On the level of form, Booth has developed a technique of erasure, where he removes paint to dislocate the anatomy of his sitters – heads swim away from necks, eyes from faces, etc. He also paints sheer, two-dimensional surfaces onto the figures, so that the naturalism of their musculature is interrupted by impossible planes. This strategy of erasure and interruption is sometimes accomplished with materials applied directly on to the canvass, like strips of masking tape. This strategy, it should be clear by now, is not done in the service of an austere minimalism (like Louis le Brocquy), but with disjunction in mind: elements coming together, clashing, resonating with one another. However, this tension is not for the sake of pure heterogeneity. Booth’s remark about Close signals his interest in recombination and unification: take for instance the repeated motif of the double eye. In several works that are dissimilar in other respects, the figures are given two eyes on one side of their face; an eye that either sits below the original, or that recedes horizontally away from the face. When tracked across the breadth of the exhibit, the doubled eye takes on a symbolic charge – what it represents, we don’t know, but the sense is that it does represent something, and that the meaning is carried and shared among each of its iterations. To my mind, the doubled eye has (pleasingly) two functions: it refers back to the mechanistic aesthetic mentioned earlier, insofar as it acts like a visual stutter, or accidental time-lapse, produced by a malfunctioning technology; and it also has wider spiritual connotations in the sense that the doubled eye is not a second eye, but properly speaking a ‘third eye’, and the concept of the third eye is rife throughout esoteric mysticisms where it is relevant as a portal to a higher plane of consciousness.

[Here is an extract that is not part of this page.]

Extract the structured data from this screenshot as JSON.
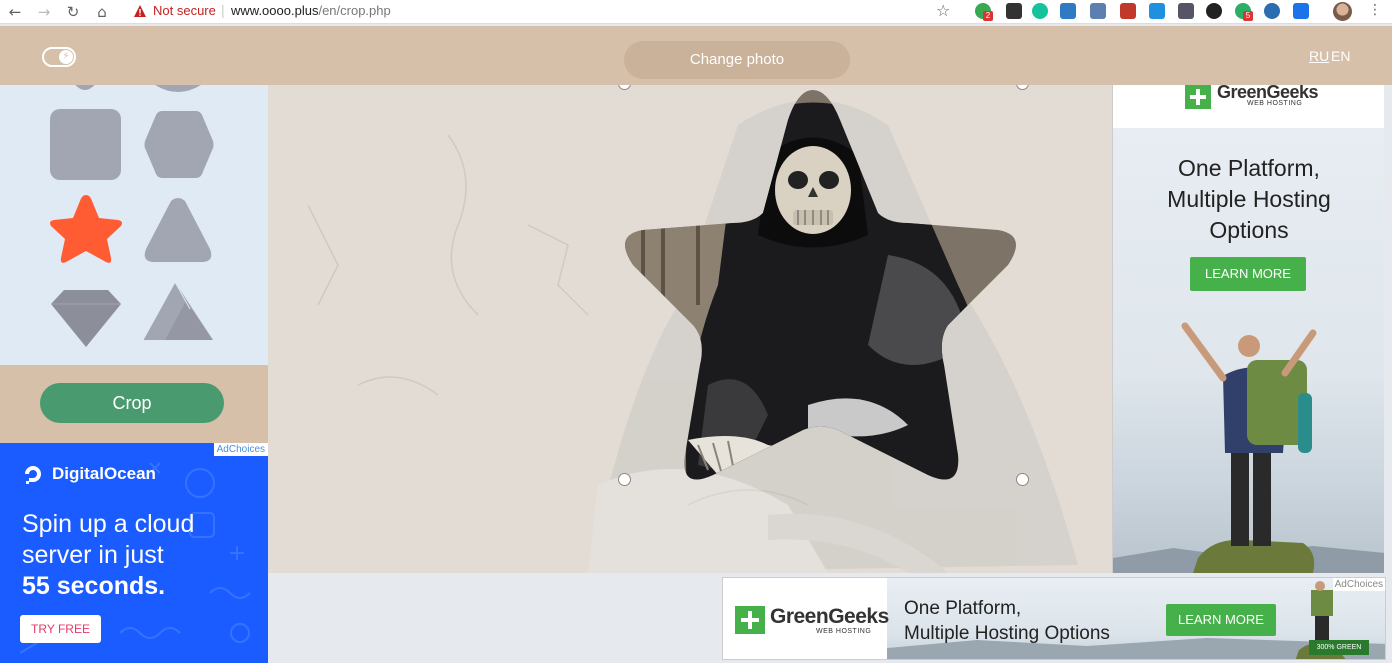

My thought about the doubled eye is my own – I’m not sure if it will be something that strikes anyone else (or if it is a trite observation, made by everyone), but Booth is clearly interested in the possibility of weaving a unifying narrative of human experience into his work. During our conversation, he mentions the importance of visiting the Glyptothek, Munich’s oldest museum, which houses a large collection of ancient Greek and Roman sculptures. “The museum spells out a linear timeline of sculpture from its earliest manifestations, by understanding how sculptors saw and represented the figure, how they represented the human. Instead of representing individual people, ancient Greek sculptures were more like reflections of humanity itself. So, in the museum you get to see how humanity reflects itself through an evolutionary timeline of sculptural styles, and I found that really interesting on a conceptual level. I feel like it has gone on to inspire my work a lot, like an undercurrent, or base tone to what I am trying to accomplish. The portrait, even though it is about a specific person, has a collective quality that reflects us all.”
Words: Tom Lordan
David Booth’s Polybond runs at Hang Tough Contemporary, Exchequer Street, from Thursday October 21 to Sunday November 7.